As our series of reflections from students in HIS354 Modern Europe continues, the class is examining the rise of nationalism in the 19th century. They were asked to respond to scholar Benedict Anderson’s argument that songs can help produce the “imagined community” of the nation. For the assignment, students listened to a selection of 19th century European anthems and read about their origins. As a follow-up question, some students — like History/Social Studies Ed major Mike Vangstad (’14), whose response is presented below — also asked whether some anthems are more effective than others.
Scholars of nationalism like Benedict Anderson attach so much importance to national anthems because having a common language is one of the most vital binding elements in creating a lasting national identity. Nationalism as formed in 19th century Europe requires that a group of similar people form a coalition with each other in which personal sovereignty is given up for sovereignty of the nation. In order to create a strong bond to form this idea of a nation, tools like national anthems use language to provide a common identity for a large mass of people to form around. Having an entire populace able to recite the same song in a bellowing cheer is a very effective method of attaching complete strangers to one another in a sense of shared pride and emotion toward a common figure, the nation. Good national anthems that evoke intense feelings of patriotism thus describe important events in a nation’s history, pronounce the greatness of one’s nation, and hold one’s nation as supreme above others. They should also be easily remembered and not too difficult to sing. If only a percentage of the nation is actually capable of singing the anthem then its purpose is largely diminished. For these reasons, certain anthems can be much more effective than others. Germany and Poland provide good examples of this.
The German national anthem is one that is particularly interesting, especially when viewed from a modern point of view. While the official anthem of Germany today only uses the third verse, the first two are really the best. From its very first line the German national anthem, “Song of Germany,” is already strikingly nationalist. “Germany, Germany above everything, above everything in the world…” Portraying Germany as the best nation in the world largely sums up the idea of nationalism. In addition to this, the first stanza ends with a description of Germany’s borders that suspiciously include parts of Austria, France, the Czech Republic, and Poland. Written in 1841, this first stanza definitely served its patriotic purpose, up until Hitler’s ‘Lebensraum’ tainted its original meaning, that is. During the first half of the 19th century, the German nation was a splintered group of unaligned states. This anthem was originally designed to inspire the nation to band together as one Germany above all else. With the addition of having the best wine and women as evidenced by the second stanza, Germany’s national anthem is an effective mode of spreading national identity and patriotic fervor.
Poland’s national anthem is another interesting case. At first glance the Polish anthem, “Poland is Not Yet Lost,” is strikingly non-robust. Its first line is a gloomy one that simply states, “Poland has not yet perished, so long as we still live.” In my opinion, opening a national anthem with a statement reflecting one’s nation as being close to perishing is not a very good idea if one’s goal is to produce patriotism and nationalist fervor.
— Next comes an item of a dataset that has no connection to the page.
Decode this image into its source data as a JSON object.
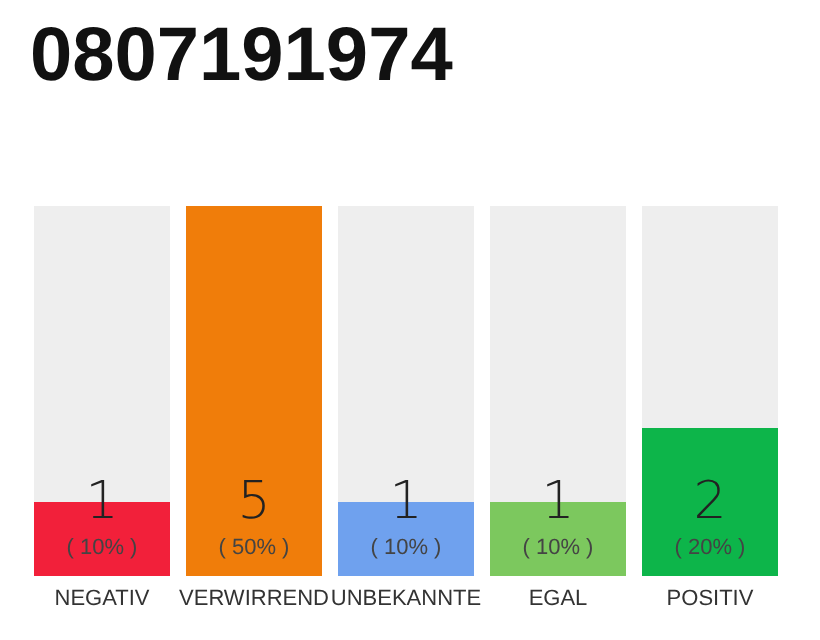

Written in 1797, this anthem was originally designed to increase morale in Polish troops who just watched their nation torn into three pieces by the Third Partition, none of which contained the name of ‘Poland.’ By showing other times in which Poland was conquered and then rose up against its conquerors — such as with Sweden — the Polish national anthem attempts to show Poland’s tenacity and ability to regain its dispossessed lands. To me, however, the anthem only brings up sad memories of Poland’s trying history in which it is constantly overrun by its neighbors. Especially after WWII, during which Poland was again divvied up between Germany and Russia, I can’t help but think that this anthem forces the Polish nation to relive its broken past over and over again. While this may create a strong sense of national identity, it is done in a way that does not promote Polish strength or greatness, but rather promotes Poland’s ability to simply survive “…so long as [they] still live.”